Bagi yang gemar menelaah sejarah dan kisah Arab sejak jaman Jahiliyah pasti akan akrab dengan nama Hatim At-Tho’iy. Dua dikenal dengan kedermawannya yang begitu luar biasa. Banyak sekali episode kedermawanan Hatim yang direkam dalam kitab-kitab adab dan karangan ulama. Karenanya tidak berlebihan jika beliau menjadi ikon dan simbol kedermawanan orang arab secara umum. Salah satu episode yang menunjukkan kedermawanannya adalah, kebiasaannya tidak bisa makan malam kecuali ada yang menemani, kecuali bersama orang lain untuk menikmati makanan yang telah ia masak pada hari itu. Hal ini yang menjadikan kerap sekali ia membuat jamuan makanan dan mengundang orang-orang untuk turut serta.
Mereka pun bergembira karena dapat menikmati hidangan beraneka ragam rupa, dan Hatim pun gembira dan bahagia hatinya karena dapat berbagi dengan tetangga dan sahabatnya.
Pada suatu malam Hatim hendak menikmati hidangan malam sepertinya biasanya. Namun kali ini sungguh berbeda, ia tidak melihat seorang tetangga dan kerabatpun yang ada dirumahnya untuk menemani makan malamnya. Ia pun seperti seorang yang kebingungan menoleh kesana kemari, berharap ada tamu yang hadir untuk ia ajak menikmati makan malam bersama yang telah dihidangkan sejak lama oleh para pembantunya.
Dilihatnya jalanan di depan rumah pun sepi luar biasa, dan hal ini benar-benar tidak seperti yang diharapkannya. Tiba-tiba Hatim bersedih hati karena malam ini ia tidak bisa berbagi, ada apa gerangan dengan para tetangga, kerabat dan anak-anak muda yang biasanya membersamainya makan malam ? Sungguh ia tidak mampu untuk makan hidangan sendirian. Ada suasana yang hilang dalam hatinya saat ia menyantap nasi seorang diri tanpa ada yang menemani.
Maka ia pun segera memanggil salah seorang pembantunya (budak) yang sedari tadi melihatnya dengan penuh tanda tanya.

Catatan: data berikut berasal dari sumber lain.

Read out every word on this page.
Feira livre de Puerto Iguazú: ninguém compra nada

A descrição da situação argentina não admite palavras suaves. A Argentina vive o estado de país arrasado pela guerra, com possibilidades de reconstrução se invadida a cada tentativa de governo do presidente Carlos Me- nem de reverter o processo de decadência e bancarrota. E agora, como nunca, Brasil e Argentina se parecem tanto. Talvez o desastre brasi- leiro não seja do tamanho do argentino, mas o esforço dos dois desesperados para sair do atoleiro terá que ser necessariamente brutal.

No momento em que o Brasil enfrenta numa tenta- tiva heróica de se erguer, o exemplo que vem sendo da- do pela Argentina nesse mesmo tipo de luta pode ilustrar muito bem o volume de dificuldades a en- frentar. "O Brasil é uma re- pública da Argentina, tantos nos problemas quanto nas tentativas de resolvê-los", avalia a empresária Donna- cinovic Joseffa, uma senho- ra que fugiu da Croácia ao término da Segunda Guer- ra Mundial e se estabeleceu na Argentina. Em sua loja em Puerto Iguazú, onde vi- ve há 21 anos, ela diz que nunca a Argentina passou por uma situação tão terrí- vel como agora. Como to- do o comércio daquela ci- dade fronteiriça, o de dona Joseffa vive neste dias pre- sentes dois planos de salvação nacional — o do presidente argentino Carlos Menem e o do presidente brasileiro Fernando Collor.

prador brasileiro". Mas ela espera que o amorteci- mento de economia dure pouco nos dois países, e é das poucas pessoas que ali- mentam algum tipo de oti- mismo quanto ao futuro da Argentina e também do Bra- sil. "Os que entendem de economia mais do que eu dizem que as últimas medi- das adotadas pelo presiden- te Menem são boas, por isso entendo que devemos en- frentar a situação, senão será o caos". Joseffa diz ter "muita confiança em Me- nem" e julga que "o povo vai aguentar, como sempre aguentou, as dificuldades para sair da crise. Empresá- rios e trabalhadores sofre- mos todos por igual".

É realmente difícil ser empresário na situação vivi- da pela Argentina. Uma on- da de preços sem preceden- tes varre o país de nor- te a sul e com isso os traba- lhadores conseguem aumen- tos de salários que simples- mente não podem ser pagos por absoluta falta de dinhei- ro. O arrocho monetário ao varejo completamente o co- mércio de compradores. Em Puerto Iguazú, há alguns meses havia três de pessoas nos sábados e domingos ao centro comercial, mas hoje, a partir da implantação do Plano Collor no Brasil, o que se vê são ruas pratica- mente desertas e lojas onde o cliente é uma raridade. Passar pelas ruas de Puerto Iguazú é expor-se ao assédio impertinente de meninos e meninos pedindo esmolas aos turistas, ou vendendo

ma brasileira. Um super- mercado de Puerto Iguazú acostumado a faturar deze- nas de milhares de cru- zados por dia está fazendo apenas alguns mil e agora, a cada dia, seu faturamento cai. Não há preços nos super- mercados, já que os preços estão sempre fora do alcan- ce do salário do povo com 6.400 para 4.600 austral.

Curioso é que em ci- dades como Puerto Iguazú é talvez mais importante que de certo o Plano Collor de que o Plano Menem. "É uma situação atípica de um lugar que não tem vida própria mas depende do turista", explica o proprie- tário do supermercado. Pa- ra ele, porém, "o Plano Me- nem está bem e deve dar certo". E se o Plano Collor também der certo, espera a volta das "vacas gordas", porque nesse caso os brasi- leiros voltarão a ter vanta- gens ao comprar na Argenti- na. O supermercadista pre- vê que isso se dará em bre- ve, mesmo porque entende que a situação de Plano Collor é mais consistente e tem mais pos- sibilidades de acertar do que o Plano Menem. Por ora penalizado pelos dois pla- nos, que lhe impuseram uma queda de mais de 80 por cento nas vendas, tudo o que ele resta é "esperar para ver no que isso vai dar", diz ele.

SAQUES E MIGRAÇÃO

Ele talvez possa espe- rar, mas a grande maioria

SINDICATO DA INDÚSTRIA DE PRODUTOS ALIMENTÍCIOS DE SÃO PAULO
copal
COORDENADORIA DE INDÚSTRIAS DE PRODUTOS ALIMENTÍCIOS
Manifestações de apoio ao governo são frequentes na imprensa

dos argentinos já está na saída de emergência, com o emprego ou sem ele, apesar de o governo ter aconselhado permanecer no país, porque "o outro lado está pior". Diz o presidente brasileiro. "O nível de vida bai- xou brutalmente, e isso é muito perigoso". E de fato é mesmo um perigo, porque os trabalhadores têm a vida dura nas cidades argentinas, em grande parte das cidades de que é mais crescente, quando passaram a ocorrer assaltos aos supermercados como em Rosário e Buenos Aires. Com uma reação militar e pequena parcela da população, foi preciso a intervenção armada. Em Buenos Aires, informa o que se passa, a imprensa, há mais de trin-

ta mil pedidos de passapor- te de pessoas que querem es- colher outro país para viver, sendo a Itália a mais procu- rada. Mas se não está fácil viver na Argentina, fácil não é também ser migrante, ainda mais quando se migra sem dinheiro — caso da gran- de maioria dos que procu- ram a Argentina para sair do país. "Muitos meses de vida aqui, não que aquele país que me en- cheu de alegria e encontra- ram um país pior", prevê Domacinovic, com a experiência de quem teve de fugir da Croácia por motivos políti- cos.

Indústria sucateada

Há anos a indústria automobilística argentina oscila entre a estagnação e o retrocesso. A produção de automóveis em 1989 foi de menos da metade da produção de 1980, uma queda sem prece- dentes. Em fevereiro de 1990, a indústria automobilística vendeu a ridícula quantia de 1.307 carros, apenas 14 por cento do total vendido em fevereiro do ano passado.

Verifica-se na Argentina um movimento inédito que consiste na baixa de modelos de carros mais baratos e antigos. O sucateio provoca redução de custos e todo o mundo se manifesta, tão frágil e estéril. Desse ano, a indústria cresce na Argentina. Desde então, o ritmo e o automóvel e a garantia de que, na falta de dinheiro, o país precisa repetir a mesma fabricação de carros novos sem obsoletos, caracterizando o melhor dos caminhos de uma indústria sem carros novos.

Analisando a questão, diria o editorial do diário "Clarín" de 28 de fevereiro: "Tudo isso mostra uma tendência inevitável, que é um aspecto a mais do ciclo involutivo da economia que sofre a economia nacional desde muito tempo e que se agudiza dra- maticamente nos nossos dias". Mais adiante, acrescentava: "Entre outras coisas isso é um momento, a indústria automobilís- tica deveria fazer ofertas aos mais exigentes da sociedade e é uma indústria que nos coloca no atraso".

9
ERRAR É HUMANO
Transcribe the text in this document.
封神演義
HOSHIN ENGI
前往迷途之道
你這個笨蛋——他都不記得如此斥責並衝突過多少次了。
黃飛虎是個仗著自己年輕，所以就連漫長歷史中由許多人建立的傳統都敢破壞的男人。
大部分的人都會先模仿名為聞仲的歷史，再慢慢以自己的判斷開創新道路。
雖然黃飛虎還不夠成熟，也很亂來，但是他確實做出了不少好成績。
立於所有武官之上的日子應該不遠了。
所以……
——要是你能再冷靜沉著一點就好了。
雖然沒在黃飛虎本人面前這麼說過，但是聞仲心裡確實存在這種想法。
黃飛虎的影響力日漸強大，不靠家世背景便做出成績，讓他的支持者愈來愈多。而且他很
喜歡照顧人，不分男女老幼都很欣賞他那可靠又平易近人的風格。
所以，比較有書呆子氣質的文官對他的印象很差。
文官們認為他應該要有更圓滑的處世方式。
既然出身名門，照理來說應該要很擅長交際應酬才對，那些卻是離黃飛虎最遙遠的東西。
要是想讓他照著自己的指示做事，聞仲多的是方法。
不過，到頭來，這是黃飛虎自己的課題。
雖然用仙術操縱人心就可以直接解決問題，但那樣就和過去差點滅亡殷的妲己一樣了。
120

Ada apa dengan tuannya yang tidak menyentuh sedikitpun hidangan lezat yang sebagian mulai terasa dingin ? Setelah ia mendekat, Tuannya yang bijak pun membisikkan sebuah kalimat yang membuatnya terkejut.
“ wahai fulan, sungguh aku tidak bisa makan malam kecuali ada yang menemani sebagaimana biasanya. Kemana mereka semua saat ini ? Aku minta tolong kepadamu, carikan aku teman untuk makan malam kali ini. Keluarlah sejenak dan lihatlah di luar sana, apakah ada satu dua orang yang bisa engkau ajak untuk makan malam bersama ? Sungguh, jika engkau berhasil mencarikan aku satu saja yang akan menemaniku makan malam bersama, aku akan memerdekakanmu ! engkau akan menjadi manusia merdeka dan bebas bepergian kemana saja ! “
Sang pembantu tadi terperangah dan terperanjat luar biasa. Mendapatkan kemerdekaan adalah impian semua yang menyandang status budak pada zaman itu. Dan itu bukan sesuatu yang mudah dan murah ! Betapa banyak yang berusaha untuk menebus dirinya sendiri dengan perjanjian mukatabah namun banyak halangan yang melanda. Dan ini tuannya yang Mulia Hatim At-Thoiy , akan memerdekakannya langsung hanya dengan menghadirkan satu dua orang untuk membersamainya makan malam, melapangkan hatinya yang sejak tadi gundah karena tidak ada yang datang ? . Sungguh impian yang lama kini tiba-tiba menjadi begitu dekat bagi sang pembantu tadi. Bergegas ia keluar dengan penuh keyakinan dan kepastian, ia akan mendapatkan satu dua orang yang akan menjadi pintu kemerdekaan dirinya. Malam ini , atau tidak sama sekali !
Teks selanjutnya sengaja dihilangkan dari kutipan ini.